My friend did the trick well, fooled them, they reacted positively. But there was still a sense of awkwardness at the end. But I didn’t get the awkward feeling from my friend, I got it from the audience.

They saw the trick, they reacted, but there’s only so much to say about the tip of a pencil moving to the middle. You can’t expect them to clutch their chest and say, “I always dreamed I’d see something like this! A pencil with the tip in the middle!”

How do avoid awkwardness at the end of a routine?

Well, if you’re performing professionally, it’s not really a huge issue. Either the lights go out. Or you say, “Okay, goodnight!” I’m reminded of this demo of Craig Petty doing Lucky Lotto. The trick gets a fine response. The girls smile. But within seconds of the climax, Craig asks for a round of applause, gives fist-bumps, and peaces the fuck out of there. There’s no real time for any awkwardness to creep in.

You can’t really do that as an amateur magician. You could, I guess, but you’d seem like a psycho. “Round of applause for me. I’m out of here!” And everyone is like, “Where are you going? This is your living room.”

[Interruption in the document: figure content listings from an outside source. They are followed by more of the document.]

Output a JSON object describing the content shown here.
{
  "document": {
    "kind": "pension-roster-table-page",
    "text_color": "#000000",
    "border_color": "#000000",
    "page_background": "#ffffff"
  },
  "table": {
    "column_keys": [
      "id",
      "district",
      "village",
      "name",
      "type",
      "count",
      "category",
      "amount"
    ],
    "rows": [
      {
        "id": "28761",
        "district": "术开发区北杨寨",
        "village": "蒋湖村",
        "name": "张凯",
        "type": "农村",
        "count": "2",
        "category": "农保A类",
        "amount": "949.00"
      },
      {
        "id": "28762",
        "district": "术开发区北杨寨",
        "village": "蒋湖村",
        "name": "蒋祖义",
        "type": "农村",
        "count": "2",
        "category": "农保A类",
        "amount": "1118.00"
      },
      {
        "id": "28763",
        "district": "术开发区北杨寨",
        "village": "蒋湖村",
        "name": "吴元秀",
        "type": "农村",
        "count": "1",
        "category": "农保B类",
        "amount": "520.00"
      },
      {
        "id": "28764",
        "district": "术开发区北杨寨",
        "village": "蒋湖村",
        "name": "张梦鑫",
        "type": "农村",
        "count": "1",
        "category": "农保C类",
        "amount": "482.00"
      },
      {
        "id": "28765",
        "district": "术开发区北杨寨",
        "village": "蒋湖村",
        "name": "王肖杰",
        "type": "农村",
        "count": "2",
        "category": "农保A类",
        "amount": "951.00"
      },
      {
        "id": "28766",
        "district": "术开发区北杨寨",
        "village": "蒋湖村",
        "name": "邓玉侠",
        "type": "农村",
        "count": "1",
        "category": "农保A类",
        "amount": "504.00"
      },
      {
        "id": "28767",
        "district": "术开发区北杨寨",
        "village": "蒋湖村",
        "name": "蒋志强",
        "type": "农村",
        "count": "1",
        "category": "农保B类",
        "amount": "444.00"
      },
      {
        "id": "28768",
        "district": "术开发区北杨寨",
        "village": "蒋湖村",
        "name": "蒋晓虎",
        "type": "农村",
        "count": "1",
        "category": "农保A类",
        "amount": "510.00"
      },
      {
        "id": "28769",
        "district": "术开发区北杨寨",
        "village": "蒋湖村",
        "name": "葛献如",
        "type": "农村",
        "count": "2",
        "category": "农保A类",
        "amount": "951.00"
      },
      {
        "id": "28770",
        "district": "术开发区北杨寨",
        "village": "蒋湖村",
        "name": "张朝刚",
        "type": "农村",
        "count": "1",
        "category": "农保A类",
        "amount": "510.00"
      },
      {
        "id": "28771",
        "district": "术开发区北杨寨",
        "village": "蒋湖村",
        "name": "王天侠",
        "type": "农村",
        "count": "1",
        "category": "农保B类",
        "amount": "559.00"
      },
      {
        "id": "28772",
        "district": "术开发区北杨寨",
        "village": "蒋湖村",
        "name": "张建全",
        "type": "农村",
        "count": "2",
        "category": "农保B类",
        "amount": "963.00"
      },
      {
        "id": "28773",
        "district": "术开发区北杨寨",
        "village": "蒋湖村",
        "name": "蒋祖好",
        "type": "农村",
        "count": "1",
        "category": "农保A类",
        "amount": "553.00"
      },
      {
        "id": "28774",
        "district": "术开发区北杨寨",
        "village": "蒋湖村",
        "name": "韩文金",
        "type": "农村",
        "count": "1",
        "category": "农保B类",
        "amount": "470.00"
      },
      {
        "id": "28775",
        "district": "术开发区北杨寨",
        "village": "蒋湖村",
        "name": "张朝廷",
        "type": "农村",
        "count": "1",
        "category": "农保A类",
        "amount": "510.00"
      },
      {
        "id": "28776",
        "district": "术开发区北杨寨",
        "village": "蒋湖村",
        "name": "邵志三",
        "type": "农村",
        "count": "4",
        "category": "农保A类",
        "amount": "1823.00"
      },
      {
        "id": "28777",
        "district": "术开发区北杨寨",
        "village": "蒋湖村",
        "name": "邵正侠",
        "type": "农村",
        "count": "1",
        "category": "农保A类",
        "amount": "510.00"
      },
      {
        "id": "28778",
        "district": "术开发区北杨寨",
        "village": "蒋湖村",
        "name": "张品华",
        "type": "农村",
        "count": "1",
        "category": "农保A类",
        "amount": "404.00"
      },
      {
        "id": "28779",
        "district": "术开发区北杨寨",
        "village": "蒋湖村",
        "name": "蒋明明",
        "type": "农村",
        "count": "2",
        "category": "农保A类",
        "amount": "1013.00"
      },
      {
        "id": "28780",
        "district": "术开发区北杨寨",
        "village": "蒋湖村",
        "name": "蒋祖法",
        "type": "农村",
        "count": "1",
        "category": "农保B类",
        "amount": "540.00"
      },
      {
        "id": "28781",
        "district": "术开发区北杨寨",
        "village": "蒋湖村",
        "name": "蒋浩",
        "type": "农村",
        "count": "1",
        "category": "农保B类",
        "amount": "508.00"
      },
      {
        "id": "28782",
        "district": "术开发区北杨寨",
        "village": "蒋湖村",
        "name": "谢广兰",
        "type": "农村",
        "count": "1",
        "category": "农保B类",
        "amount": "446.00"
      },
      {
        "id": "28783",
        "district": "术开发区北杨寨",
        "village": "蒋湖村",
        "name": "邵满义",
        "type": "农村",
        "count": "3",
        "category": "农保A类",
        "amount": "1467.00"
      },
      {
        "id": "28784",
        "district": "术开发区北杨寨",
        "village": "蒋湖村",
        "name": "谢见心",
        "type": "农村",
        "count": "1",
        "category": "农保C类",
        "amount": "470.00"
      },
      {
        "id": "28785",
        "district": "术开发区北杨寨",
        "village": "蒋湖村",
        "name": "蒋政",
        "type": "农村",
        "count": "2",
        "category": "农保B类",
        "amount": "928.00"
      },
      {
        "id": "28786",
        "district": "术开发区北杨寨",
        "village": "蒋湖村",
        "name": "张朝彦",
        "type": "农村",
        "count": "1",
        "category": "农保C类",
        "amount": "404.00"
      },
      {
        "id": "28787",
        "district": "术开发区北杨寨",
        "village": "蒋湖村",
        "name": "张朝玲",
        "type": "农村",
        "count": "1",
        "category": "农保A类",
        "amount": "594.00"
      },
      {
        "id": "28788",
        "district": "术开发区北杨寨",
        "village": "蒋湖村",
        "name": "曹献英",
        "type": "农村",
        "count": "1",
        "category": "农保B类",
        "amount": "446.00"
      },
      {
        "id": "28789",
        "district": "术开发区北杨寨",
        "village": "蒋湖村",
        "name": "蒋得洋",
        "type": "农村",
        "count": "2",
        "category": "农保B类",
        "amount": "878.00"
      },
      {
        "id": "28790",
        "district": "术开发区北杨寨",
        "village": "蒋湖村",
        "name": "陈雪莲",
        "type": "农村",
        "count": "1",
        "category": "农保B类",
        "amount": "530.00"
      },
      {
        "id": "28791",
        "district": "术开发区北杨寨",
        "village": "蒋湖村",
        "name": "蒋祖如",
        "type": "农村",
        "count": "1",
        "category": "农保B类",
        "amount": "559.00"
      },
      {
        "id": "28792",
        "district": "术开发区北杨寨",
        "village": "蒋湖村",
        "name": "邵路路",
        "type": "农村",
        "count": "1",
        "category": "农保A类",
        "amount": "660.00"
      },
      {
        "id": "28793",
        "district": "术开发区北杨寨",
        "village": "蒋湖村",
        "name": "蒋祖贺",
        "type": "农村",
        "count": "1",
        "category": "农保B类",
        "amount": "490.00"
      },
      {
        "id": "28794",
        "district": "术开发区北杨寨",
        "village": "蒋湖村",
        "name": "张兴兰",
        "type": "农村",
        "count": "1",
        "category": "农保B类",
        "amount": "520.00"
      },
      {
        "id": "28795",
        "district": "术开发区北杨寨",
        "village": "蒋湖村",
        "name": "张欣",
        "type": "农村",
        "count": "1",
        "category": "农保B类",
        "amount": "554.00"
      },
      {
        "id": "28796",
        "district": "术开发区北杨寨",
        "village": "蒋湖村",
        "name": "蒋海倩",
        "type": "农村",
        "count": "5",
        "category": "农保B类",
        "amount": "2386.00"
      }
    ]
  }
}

As an amateur, you have to sort of let the ending of the trick play out. You have to ride out their reaction (or lack of reaction).

As an amateur, there’s no real set pacing for how long you “stay in the moment” after a trick is over.

And if you and the audience aren’t 100% in sync (which is hard to accomplish, unless you’ve performed for them a lot) then there are two possibilities.

Either you’re going to want to stay in the moment longer than them. Which can cause them to feel slightly awkward towards you, because it comes off as a little needy.

Or they will want to stay in the moment longer than you. Which can cause you to feel awkward and uncomfortable because you’re unprepared.

My point is: it’s likely someone is going to feel a little uncomfortable after the trick.

I want it to be me. Because that means they are the ones pushing the interaction forward. They’re the ones guiding the moment towards something I hadn’t expected. And I’d much rather have the awkwardness of them giving me more than I had planned for, than the awkwardness of me asking for more than they want to give.